Na deze is gekomen het hiervoor reeds gemelde Koninklijk Besluit van 8 oktober 1835, nummer 3, waarbij werd vastgesteld een 'Reglement voor het Departement der Onbeheerde Boedels en Weezen in de Kolonie Suriname' ( Dit Reglement vindt men onder andere in de bijlagen van de Surinaamsche Almanak voor het jaar 1837 ) . De minister van Koloniën heeft dit besluit, bij brief van 26 oktober 1835, nummer 12/138, aan de gouverneur-generaal gezonden met verzoek om het zo spoedig mogelijk in werking te doen brengen. Het is krachtens besluit van de gouverneur-generaal van 8 februari 1836 op die dag gepubliceerd en zou een maand daarna kracht van wet hebben (Gouvernementsblad van Suriname, nummer 1).
2.1 Het Nieuwe Reglement: Onbeheerde Boedels
Dit reglement is gesplitst in twee afdelingen. De eerste afdeling (artikel 1-88) heeft betrekking op 'Onbeheerde Boedels' en de tweede afdeling (artikel 1-49) op 'Weezen'. Artikel 1 van de eerste afdeling zegt dat de openbare administratie van onbeheerde boedels in de kolonie Suriname belast is met de beredding en vereffening van alle boedels en goederen die, naar aanleiding van de volgende bepalingen, voor onbeheerd worden gehouden.
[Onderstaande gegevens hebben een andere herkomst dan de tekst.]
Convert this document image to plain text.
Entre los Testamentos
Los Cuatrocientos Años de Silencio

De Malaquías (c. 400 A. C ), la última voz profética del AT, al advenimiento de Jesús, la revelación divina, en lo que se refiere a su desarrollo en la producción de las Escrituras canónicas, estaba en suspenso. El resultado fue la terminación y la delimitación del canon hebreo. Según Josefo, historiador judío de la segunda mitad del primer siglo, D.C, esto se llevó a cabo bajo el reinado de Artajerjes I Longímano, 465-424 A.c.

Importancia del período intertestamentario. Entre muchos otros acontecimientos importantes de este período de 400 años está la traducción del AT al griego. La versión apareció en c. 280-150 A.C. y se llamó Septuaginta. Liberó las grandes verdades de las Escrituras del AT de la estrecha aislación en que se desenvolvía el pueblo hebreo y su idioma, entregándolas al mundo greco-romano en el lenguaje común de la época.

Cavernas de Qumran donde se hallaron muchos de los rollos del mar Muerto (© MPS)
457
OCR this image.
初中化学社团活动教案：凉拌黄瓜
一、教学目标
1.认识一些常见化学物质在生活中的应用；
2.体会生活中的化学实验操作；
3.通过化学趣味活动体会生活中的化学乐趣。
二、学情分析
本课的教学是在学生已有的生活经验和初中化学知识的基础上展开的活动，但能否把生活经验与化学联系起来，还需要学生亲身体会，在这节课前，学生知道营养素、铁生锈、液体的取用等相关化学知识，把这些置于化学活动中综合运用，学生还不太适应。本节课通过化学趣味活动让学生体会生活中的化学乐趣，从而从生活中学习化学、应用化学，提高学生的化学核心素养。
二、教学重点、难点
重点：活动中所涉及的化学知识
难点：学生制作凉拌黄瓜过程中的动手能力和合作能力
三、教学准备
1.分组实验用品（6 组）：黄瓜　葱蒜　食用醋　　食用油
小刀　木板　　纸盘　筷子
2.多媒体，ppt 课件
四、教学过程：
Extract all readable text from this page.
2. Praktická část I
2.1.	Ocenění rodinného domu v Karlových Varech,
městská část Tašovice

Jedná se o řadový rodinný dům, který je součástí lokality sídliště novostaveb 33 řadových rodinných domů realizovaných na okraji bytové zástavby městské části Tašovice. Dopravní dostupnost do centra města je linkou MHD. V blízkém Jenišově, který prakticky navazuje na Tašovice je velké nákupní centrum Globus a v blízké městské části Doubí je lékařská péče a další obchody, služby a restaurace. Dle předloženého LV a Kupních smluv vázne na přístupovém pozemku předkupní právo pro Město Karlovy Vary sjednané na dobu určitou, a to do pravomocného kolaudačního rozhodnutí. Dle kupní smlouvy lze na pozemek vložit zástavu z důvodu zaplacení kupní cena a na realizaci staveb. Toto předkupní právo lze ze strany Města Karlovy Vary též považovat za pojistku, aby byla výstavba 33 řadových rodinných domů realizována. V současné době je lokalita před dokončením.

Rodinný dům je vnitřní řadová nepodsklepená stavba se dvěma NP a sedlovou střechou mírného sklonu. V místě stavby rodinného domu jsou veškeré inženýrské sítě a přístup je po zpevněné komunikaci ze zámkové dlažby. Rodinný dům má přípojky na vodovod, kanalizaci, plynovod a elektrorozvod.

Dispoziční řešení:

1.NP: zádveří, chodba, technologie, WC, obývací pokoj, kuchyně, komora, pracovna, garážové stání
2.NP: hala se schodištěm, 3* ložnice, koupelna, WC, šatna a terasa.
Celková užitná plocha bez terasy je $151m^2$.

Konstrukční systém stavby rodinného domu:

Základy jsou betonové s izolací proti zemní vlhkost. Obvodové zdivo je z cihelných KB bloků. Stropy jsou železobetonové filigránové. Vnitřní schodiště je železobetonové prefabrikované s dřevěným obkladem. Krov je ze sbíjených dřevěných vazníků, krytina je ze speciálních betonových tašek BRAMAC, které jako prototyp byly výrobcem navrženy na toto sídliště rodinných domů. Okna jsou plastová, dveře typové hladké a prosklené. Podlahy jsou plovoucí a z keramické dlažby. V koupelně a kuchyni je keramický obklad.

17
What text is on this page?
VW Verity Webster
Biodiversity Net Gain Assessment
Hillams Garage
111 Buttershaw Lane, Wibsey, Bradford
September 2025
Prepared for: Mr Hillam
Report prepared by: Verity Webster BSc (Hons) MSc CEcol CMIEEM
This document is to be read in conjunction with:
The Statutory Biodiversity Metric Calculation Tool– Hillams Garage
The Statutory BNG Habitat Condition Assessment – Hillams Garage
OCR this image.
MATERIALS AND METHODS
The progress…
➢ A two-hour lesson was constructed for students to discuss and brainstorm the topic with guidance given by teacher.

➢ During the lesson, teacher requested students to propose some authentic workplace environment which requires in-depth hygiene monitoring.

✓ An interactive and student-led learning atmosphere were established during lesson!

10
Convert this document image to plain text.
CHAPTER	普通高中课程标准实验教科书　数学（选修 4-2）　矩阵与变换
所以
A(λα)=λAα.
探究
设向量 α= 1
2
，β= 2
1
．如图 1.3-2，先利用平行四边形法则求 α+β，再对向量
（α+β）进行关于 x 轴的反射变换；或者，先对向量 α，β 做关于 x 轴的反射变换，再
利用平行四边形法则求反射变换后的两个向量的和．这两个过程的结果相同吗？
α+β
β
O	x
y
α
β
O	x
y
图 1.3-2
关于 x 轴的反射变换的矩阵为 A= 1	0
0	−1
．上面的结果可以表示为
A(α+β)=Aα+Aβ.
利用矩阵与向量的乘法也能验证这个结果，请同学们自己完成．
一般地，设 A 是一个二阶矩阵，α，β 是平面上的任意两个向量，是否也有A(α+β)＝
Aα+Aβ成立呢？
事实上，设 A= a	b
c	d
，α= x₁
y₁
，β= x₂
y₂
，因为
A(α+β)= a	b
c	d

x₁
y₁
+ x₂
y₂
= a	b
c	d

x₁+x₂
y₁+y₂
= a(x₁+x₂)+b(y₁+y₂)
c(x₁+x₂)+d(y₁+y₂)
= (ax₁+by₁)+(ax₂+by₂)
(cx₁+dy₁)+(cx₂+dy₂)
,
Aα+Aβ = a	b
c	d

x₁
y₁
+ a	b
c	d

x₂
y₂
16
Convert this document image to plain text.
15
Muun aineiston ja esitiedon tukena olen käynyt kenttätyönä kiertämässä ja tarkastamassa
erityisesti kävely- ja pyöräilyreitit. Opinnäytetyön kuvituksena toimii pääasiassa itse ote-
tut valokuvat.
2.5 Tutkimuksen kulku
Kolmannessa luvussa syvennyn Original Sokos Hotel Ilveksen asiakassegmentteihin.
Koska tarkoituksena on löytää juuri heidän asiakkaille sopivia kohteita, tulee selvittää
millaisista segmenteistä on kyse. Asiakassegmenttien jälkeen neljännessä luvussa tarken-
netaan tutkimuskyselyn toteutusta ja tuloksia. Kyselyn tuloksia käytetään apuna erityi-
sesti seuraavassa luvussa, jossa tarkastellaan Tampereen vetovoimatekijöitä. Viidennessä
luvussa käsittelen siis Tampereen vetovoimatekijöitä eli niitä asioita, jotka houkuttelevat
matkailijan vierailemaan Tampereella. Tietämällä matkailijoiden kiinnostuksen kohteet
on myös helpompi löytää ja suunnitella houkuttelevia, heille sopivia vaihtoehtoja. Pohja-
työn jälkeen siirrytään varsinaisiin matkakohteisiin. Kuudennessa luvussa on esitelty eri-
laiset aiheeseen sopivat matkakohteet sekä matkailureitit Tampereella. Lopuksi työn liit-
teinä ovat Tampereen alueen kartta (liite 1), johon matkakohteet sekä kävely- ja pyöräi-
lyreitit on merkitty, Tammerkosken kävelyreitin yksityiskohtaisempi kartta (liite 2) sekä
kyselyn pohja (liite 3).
Deze administratie bestond uit een hoofdambtenaar met de titel van curator en de hem toegevoegde bedienden en uit een college van commissarissen (artikel 2). Blijkens artikel 3 mocht de curator ook tegelijk weesmeester zijn, daar deze posten steeds in dezelfde persoon zouden zijn verenigd. Het college van commissarissen bestond uit de gouvernementssecretaris als president en uit twee gecommitteerde raden uit het gerechtshof van de kolonie, daartoe door de gouverneur-generaal te benoemen. Dit college werd bijgestaan door een secretaris die ook door de gouverneur-generaal werd benoemd. Genoemde commissarissen moesten altijd gekozen worden uit de gegradueerde leden van het gerechtshof.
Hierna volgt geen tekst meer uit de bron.